On September 9, Suwit Yon Kwan, an Arlington County deputy sheriff, saw Cheng in jail. Kwan and Cheng had been friends five or six years earlier when they were co-workers at a restaurant. Kwan testified that he asked Cheng, "[W]hat happened. What are you doing?", and that Cheng replied that "he didn't do it."

Kwan further testified that Cheng later told him that Cheng wanted to confess, and that he advised Cheng to talk to a lawyer first. Kwan testified that Cheng then told him that "he had to do it because [Liu] had put the contract on [Cheng]." Cheng also said, "[Y]ou guys are not going to find anything because ... the only thing [I] left in [the Cadillac] was from a cigarette."

III Shotgun Issues

Prior to trial, Cheng moved to sever the indictment for possession of a "sawed-off" shotgun from the other indictments. The trial court denied the motion. At trial, the court admitted the shotgun into evidence over Cheng's objection. Cheng assigns error to both rulings.
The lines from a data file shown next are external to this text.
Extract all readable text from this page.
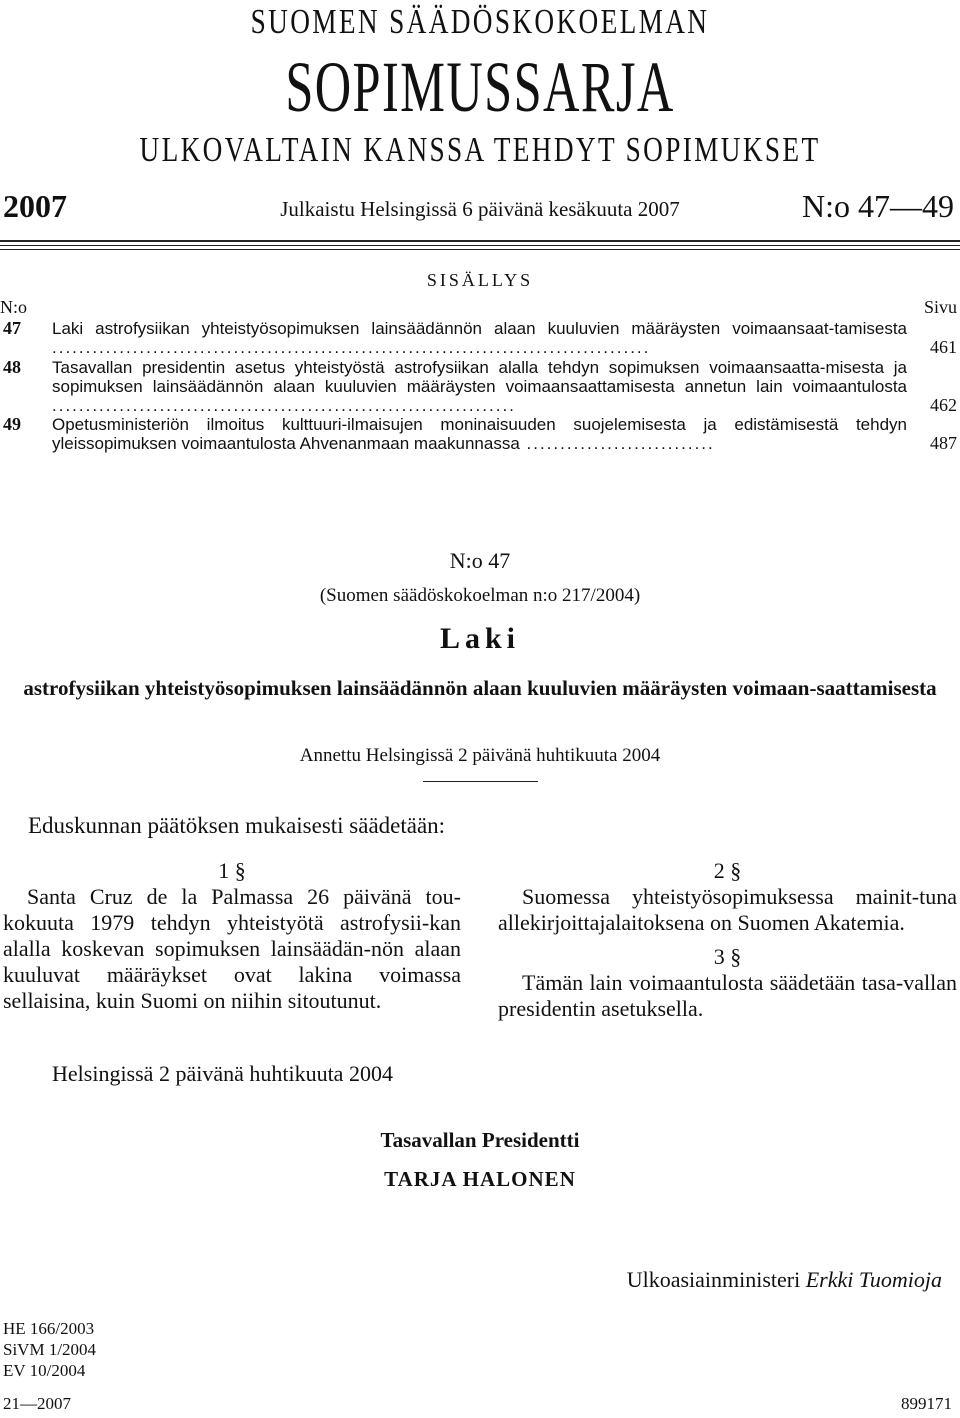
SUOMEN SÄÄDÖSKOKOELMAN
SOPIMUSSARJA
ULKOVALTAIN KANSSA TEHDYT SOPIMUKSET
2007	Julkaistu Helsingissä 6 päivänä kesäkuuta 2007	N:o 47—49
SISÄLLYS
N:o	Sivu
47 Laki astrofysiikan yhteistyösopimuksen lainsäädännön alaan kuuluvien määräysten voimaansaat-tamisesta .........................................................................................	461
48 Tasavallan presidentin asetus yhteistyöstä astrofysiikan alalla tehdyn sopimuksen voimaansaatta-misesta ja sopimuksen lainsäädännön alaan kuuluvien määräysten voimaansaattamisesta annetun lain voimaantulosta .....................................................................	462
49 Opetusministeriön ilmoitus kulttuuri-ilmaisujen moninaisuuden suojelemisesta ja edistämisestä tehdyn yleissopimuksen voimaantulosta Ahvenanmaan maakunnassa ............................	487
N:o 47
(Suomen säädöskokoelman n:o 217/2004)
Laki
astrofysiikan yhteistyösopimuksen lainsäädännön alaan kuuluvien määräysten voimaan-saattamisesta
Annettu Helsingissä 2 päivänä huhtikuuta 2004
Eduskunnan päätöksen mukaisesti säädetään:
1 §

Santa Cruz de la Palmassa 26 päivänä tou-kokuuta 1979 tehdyn yhteistyötä astrofysii-kan alalla koskevan sopimuksen lainsäädän-nön alaan kuuluvat määräykset ovat lakina voimassa sellaisina, kuin Suomi on niihin sitoutunut.

2 §

Suomessa yhteistyösopimuksessa mainit-tuna allekirjoittajalaitoksena on Suomen Akatemia.

3 §

Tämän lain voimaantulosta säädetään tasa-vallan presidentin asetuksella.

Helsingissä 2 päivänä huhtikuuta 2004
Tasavallan Presidentti
TARJA HALONEN
Ulkoasiainministeri Erkki Tuomioja
HE 166/2003
SiVM 1/2004
EV 10/2004
21—2007	899171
A court may direct that an accused be tried at one time for all offenses pending against him if (1) "justice does not require separate trials," Rule 3A:10(b), and (2) "the offenses are based on the same act or transaction, or on two or more acts or transactions that are connected or constitute parts of a common scheme or plan," Rule 3A:6(b). Whether different offenses should be tried separately is a matter that rests within the sound discretion of a trial court. Fincher v. Commonwealth, 212 Va. 552, 553, 186 S.E.2d 75, 76, cert. denied, 409 U.S. 913, 93 S.Ct. 243, 34 L.Ed.2d 174 (1972); Bryant v. Commonwealth, 189 Va. 310, 315, 53 S.E.2d 54, 56 (1949). Thus, a trial court's ruling on the matter will not be reversed absent a showing that the court abused its discretion. Fincher, 212 Va. at 553, 186 S.E.2d at 76.

Generally, evidence of other offenses is inadmissible if it is offered merely to show that an accused was likely to commit the crime for which he is being tried. There are, however, well-established exceptions to the general rule.

Evidence of other offenses is admitted if it shows the conduct and feeling of the accused toward his victim, if it establishes their prior relations, or if it tends to prove any relevant element of the offense charged. Such evidence is permissible in cases where the motive, intent or knowledge of the accused is involved, or where the evidence is connected with or leads up to the offense for which the accused is on trial.